For the first time in 33 years, the FDA issued "rigorous" new rules on Tuesday designed to "sort out the confusing world of sunscreens." Among the changes to the $680 million industry: Sunscreens must equally protect against UVB and UVA rays, and can no longer claim to be "sweatproof" or "waterproof," as both feats are impossible. So what does this mean for your summer in the sun? Here, a brief guide:
What do those SPF labels mean?
Most consumers pick their sunscreen based on its advertised sun protection factor (SPF), a number that indicates how long the lotion will protect a user from the sun. (Supposedly, if you multiply the SPF by the number of minutes you can normally be outdoors without burning, you get an estimate of how long a given sunscreen will protect you.) But SPF only refers to protection against UVB rays, which cause burning and skin cancer. UVA rays, which aren't included in SPF ratings, "can wreak their own damage," says Katherine Hobson at The Wall Street Journal, including premature aging and skin cancer.
So what are these new rules?
Now, sunscreens must indicate whether they protect against UVA rays, too. Those that do will earn the "coveted designation" of having "broad spectrum protection," says Gardiner Harris at The New York Times. Sunbathers looking for the best protection from all harmful rays should look for sunscreens labeled with SPF 15 or higher, and the "broad spectrum protection" label.
Are SPF labels still accurate?
SPF numbers are still a reliable measure of how long a sunscreen protects against UVB rays. But the FDA wants to cap the maximum SPF value a sunscreen can advertise at SPF 50+. Though many manufacturers are clamoring to introduce products with SPF numbers of 80 or 100, they "offer little more protection" than SPF 50 sunscreen, Harris says.

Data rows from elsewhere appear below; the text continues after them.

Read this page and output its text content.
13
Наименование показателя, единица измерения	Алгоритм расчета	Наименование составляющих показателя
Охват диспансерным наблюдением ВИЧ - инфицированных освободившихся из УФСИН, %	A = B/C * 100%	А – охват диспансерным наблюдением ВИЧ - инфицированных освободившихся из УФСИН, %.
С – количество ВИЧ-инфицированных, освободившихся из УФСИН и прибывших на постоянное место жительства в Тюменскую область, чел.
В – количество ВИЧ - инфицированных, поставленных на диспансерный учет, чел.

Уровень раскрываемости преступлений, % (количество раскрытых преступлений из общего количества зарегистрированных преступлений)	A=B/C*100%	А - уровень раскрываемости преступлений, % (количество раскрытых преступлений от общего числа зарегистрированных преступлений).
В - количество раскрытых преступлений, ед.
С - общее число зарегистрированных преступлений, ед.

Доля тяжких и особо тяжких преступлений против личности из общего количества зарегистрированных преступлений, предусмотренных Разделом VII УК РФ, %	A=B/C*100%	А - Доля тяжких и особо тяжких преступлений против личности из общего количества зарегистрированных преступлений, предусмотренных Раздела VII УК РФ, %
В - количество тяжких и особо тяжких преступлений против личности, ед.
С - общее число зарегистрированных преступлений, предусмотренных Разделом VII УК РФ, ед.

And sunscreen is no longer waterproof?
It never was. The FDA's new rules, which go into effect in a year, are trying to counteract false advertising, says Hobson. Claims that sunscreens are "waterproof" or "sweatproof" are false — there's scientifically no way to make that 100 percent true. Similarly, calling a sunscreen "sunblock" will no longer be allowed. "These claims overstate their effectiveness," says the FDA. Instead, sunscreens will be permitted to say they are "water-resistant," but labels must indicate the exact length of time that promise holds up.
Why did these changes take so long?
When the new FDA rules were first under consideration, it was 1978, "Boogie Oogie Oogie" was a radio hit, and "beach lotions were intended to encourage tanning, not protect against it," says Harris. Decades of tweaking led to a proposal in 2007 to require sunscreen labels to rate their product on a star-based system for indicating UVA protection, in addition to providing a SPF number for UVB protection. While that system was ultimately ditched, it's not surprising that major guideline changes are happening now, says Alan Rappeport at the Financial Times. The Obama administration is "aggressively trying to combat skin cancer," a disease that afflicted more than 1 million people in the U.S. last year.